1) Prendre en compte des particularités nationales : la Commission reconnaît que la situation du spectre peut varier selon les États membres en fonction de l’environnement en matière de radiodiffusion. Le plan commun pour le spectre devrait donc être mis en œuvre de manière échelonnée et suffisamment souple pour prendre en compte les spécificités nationales légitimes, notamment les exigences locales en matière de besoins de société et besoins de marché. Toute planification commune du spectre doit en outre faire l’objet de réexamens réguliers afin de procéder aux ajustements nécessaires.

2)Préparer le terrain : pour préparer le regroupement harmonisé des zones de fréquences, la Commission propose d’effectuer des travaux préparatoires sur un certain nombre de questions importantes telles que : la détermination de la taille, des limites et des conditions d’accès de chaque sous-bande réservée à un type de réseau particulier; le calendrier et les moyens requis pour une transition souple et réaliste vers un regroupement harmonisé ; l’évaluation des coûts du transfert éventuel de services vers de nouvelles zones de fréquences ; le déploiement et le développement sûrs et responsables des solutions d’infrastructure. Après avoir préparé le terrain en vue d’une solution harmonisée, la Commission pourrait ensuite recourir à un instrument juridique approprié pour mettre en œuvre la décision de regroupement.

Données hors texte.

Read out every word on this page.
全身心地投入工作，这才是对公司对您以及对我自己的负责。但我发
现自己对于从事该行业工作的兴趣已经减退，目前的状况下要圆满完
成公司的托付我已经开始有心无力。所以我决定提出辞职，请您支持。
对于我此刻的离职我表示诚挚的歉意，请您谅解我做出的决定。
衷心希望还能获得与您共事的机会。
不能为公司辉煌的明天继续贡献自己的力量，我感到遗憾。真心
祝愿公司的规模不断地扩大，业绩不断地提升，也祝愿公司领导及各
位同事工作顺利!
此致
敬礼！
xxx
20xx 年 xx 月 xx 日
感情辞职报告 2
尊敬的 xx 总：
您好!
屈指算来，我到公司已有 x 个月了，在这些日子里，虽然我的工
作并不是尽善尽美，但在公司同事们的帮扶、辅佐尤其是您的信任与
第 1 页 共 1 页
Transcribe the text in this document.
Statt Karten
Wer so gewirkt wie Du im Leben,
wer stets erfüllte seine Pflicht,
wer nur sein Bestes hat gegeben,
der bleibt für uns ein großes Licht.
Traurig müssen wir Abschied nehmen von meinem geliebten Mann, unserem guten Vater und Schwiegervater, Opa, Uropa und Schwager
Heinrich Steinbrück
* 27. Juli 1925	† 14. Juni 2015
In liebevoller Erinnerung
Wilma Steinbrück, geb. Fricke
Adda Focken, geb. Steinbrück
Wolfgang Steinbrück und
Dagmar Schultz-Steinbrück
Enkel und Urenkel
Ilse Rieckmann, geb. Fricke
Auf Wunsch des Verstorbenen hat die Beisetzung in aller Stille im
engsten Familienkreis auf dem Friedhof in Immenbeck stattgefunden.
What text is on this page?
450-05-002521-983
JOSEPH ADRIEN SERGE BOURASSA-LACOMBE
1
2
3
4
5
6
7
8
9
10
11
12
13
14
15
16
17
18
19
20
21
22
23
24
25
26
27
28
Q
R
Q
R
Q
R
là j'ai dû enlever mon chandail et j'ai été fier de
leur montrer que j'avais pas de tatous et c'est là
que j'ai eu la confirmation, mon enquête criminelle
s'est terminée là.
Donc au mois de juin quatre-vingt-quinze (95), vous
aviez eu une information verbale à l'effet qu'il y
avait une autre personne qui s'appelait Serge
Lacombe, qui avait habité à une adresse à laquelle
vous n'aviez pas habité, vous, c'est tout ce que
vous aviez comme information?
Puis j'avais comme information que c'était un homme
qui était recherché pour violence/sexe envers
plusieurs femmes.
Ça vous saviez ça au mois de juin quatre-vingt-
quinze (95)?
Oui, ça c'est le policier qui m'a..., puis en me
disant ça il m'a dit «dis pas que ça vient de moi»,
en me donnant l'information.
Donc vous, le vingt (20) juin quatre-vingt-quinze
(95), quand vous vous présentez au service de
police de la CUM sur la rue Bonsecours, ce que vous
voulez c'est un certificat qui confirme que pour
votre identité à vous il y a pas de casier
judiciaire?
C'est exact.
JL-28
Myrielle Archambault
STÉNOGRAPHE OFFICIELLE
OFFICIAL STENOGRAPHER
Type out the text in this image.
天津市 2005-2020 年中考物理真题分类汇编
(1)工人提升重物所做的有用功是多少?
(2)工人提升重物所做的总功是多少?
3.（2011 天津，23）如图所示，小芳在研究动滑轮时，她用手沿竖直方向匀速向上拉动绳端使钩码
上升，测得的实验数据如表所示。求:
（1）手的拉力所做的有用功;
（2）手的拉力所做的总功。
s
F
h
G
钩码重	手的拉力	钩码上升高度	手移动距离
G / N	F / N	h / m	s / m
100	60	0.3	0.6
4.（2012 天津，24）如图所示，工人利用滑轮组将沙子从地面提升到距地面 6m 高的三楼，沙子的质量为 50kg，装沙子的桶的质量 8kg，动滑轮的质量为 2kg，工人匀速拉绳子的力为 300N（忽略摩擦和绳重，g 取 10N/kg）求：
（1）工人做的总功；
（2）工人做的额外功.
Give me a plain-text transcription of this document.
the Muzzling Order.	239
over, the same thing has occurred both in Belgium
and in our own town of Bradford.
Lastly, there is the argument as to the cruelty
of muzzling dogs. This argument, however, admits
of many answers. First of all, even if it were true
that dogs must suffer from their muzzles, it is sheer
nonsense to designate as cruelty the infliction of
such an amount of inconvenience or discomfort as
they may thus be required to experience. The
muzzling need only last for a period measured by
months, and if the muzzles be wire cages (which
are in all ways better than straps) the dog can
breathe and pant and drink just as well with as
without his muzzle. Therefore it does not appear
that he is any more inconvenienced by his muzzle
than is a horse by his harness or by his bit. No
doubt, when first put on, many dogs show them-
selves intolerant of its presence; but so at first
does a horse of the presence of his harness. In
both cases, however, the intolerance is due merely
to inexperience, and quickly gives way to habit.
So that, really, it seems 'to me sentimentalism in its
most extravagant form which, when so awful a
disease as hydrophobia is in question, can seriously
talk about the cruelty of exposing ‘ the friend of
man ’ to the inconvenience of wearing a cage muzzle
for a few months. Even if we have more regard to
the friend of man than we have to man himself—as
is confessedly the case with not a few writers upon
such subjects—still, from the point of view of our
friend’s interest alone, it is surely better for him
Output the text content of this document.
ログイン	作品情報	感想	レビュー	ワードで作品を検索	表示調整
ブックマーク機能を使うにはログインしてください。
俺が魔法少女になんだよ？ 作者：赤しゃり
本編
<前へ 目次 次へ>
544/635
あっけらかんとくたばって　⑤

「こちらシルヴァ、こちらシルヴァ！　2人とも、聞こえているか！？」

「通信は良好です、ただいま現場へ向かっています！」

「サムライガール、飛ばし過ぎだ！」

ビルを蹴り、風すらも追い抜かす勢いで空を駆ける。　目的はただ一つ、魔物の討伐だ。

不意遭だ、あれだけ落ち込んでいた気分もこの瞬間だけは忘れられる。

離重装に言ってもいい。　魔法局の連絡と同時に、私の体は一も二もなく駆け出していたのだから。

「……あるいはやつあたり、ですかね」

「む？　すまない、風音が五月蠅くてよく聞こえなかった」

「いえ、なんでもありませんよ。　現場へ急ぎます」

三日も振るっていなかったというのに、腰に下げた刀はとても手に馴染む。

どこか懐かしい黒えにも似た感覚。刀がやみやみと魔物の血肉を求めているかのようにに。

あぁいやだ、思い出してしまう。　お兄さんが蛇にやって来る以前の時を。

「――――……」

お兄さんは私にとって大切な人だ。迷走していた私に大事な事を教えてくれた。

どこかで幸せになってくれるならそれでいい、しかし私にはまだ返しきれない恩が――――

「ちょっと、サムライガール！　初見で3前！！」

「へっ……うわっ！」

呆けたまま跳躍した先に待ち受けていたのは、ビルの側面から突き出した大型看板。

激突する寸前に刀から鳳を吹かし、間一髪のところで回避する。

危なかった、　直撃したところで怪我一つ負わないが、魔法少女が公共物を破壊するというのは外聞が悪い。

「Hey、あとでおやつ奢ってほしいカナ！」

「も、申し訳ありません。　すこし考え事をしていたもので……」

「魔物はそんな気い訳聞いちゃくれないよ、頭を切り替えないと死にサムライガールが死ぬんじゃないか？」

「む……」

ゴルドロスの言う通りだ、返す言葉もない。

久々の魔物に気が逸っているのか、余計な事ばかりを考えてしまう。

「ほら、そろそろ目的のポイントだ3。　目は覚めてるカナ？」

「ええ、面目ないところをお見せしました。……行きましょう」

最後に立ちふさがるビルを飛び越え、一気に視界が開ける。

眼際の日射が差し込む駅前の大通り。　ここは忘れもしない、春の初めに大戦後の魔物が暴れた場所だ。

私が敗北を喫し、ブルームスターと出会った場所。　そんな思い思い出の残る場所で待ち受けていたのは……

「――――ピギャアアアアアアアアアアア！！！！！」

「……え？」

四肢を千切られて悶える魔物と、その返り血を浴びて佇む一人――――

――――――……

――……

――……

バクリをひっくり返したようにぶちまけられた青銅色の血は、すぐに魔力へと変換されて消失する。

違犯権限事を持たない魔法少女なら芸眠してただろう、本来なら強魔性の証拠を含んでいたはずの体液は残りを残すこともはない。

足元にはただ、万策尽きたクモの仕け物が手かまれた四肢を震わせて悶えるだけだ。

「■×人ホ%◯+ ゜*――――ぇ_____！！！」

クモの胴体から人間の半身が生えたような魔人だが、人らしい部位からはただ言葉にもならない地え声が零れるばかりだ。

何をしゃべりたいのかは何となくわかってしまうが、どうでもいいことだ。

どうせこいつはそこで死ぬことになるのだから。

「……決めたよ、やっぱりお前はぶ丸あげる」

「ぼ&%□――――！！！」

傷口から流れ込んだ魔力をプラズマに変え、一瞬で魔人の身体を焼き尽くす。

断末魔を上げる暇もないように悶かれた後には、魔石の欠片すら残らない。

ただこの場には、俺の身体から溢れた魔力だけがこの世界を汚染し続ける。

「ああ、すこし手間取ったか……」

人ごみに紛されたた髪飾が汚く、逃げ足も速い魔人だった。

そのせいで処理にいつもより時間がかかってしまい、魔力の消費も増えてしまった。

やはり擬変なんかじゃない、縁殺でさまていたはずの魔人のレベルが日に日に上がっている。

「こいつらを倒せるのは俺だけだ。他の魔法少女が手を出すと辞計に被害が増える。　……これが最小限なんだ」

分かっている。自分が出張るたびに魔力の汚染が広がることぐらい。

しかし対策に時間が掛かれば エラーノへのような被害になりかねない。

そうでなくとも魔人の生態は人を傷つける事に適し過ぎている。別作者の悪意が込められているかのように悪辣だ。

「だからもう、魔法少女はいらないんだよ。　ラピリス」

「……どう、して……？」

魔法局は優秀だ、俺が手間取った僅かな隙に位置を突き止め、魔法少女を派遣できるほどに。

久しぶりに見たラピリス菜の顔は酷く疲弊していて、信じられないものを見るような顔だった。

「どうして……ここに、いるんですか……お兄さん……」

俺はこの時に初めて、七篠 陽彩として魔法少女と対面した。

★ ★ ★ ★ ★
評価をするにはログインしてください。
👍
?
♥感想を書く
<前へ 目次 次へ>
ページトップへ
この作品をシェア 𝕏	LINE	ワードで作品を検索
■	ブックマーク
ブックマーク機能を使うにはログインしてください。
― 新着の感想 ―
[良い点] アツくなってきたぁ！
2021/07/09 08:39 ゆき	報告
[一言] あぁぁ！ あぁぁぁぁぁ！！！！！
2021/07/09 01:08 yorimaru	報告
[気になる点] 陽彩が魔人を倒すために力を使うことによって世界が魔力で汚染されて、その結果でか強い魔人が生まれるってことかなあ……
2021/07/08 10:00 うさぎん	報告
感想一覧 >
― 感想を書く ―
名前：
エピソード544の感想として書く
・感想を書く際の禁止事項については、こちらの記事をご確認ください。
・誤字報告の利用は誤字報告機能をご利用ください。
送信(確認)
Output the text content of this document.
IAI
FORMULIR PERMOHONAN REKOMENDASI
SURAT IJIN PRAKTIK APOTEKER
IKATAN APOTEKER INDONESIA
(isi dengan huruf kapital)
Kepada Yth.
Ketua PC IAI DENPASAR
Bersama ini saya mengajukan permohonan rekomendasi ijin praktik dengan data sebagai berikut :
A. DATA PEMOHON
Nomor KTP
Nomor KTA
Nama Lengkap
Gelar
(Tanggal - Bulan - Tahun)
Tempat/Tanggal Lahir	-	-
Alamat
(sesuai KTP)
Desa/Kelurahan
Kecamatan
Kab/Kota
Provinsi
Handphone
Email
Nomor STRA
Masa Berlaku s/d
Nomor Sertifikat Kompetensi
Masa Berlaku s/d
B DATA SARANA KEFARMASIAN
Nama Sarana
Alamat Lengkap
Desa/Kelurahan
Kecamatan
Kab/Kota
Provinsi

3)Créer des «groupes d’applications» dans des bandes de fréquences communes : le regroupement proposé dans des bandes de fréquences communes devrait s’appliquer à la partie principale du dividende numérique, la bande UHF. Il s’agirait d’une organisation du spectre «de premier niveau» constituant une base pour l’élaboration de plans nationaux et communautaires, avec selon les groupes des niveaux différents d’harmonisation communautaire et déterminant le degré de liberté laissé aux États membres. En pratique, le regroupement pourra être effectué en fonction de trois sous-bandes correspondant aux trois types de réseaux les plus courants: i) Réseaux unidirectionnels à forte puissance (principalement les services fixes de radiodiffusion): Gestion nationale ; ii) Réseaux unidirectionnels de moyenne ou faible puissance (notamment pour les services multimédias et les nouvelles formes de services convergents de diffusion et de communication) : Gestion nationale et coordination communautaire facultative ; iii) Réseaux bidirectionnels à faible puissance (notamment pour les services d’accès fixe et mobile à haut débit): Harmonisation communautaire souple.

En conclusion, les États membres sont invités à: faciliter l’introduction de nouveaux services en coopérant entre eux et avec la Commission afin de déterminer quelles zones de fréquences communes du dividende numérique peuvent être optimisées par la définition de groupes d’applications. Pour sa part, la Commission: élaborera les mesures nécessaires pour réserver et coordonner les zones de fréquences communes au niveau communautaire.